The rising popularity of Yea as a tourist destination has seen median house prices reach $326,000 this year. But local real estate agent Deb Robinson of RT Edgar says Ms Groves would be lucky to see $170,000 for her property, with the possibility of a heritage protection order. Even without the heritage overlay, the quarter-acre block on the main road would fetch perhaps $220,000.

Local ward councillor Sally Abbott Smith defended the heritage proposals for the cottage, noting that "it is a significant building in need of protection" and that only the front two rooms were heritage protected. "It doesn't mean you can't build on the land." Much of Yea's High Street is already protected by heritage overlay, Cr Abbott Smith said, "and we need that to be kept for the good of everyone".

The unrenovated cottage was run-down when Ms Groves and her ex-partner bought it in 1984 for $32,000, but when the partner left two years later, Ms Groves had no money to restore it.
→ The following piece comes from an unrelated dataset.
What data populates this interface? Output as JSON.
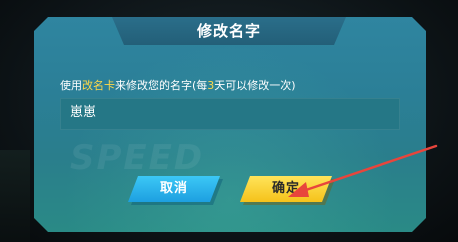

A former state ward, Ms Groves spent most of her adult life struggling with violent relationships and a drinking problem. She shows The Age a clipping from The Truth from 1949, when her mother was fined #10 for beating Ms Groves unconscious with a shoe. "We hated bath time," she said. "If we didn't hold our head the right way, she'd drown us. She wasn't right in the head."

For the past 17 years, she's found a home in Yea, she says. She gave up drinking when her last partner left. She joined the garden club. She put down roots, literally and figuratively. But now she's angry and despairing.

"I feel bullied all over again," she says. "They get the final say when it all boils down to it."

Council officers have been to see Ms Groves and assess the state of her home.

A statement released by the council said that "the heritage overlay will not be applied without further consultation and having regard to the integrity of the building structure and its heritage significance".

The heritage study is expected to go out for public consultation in September.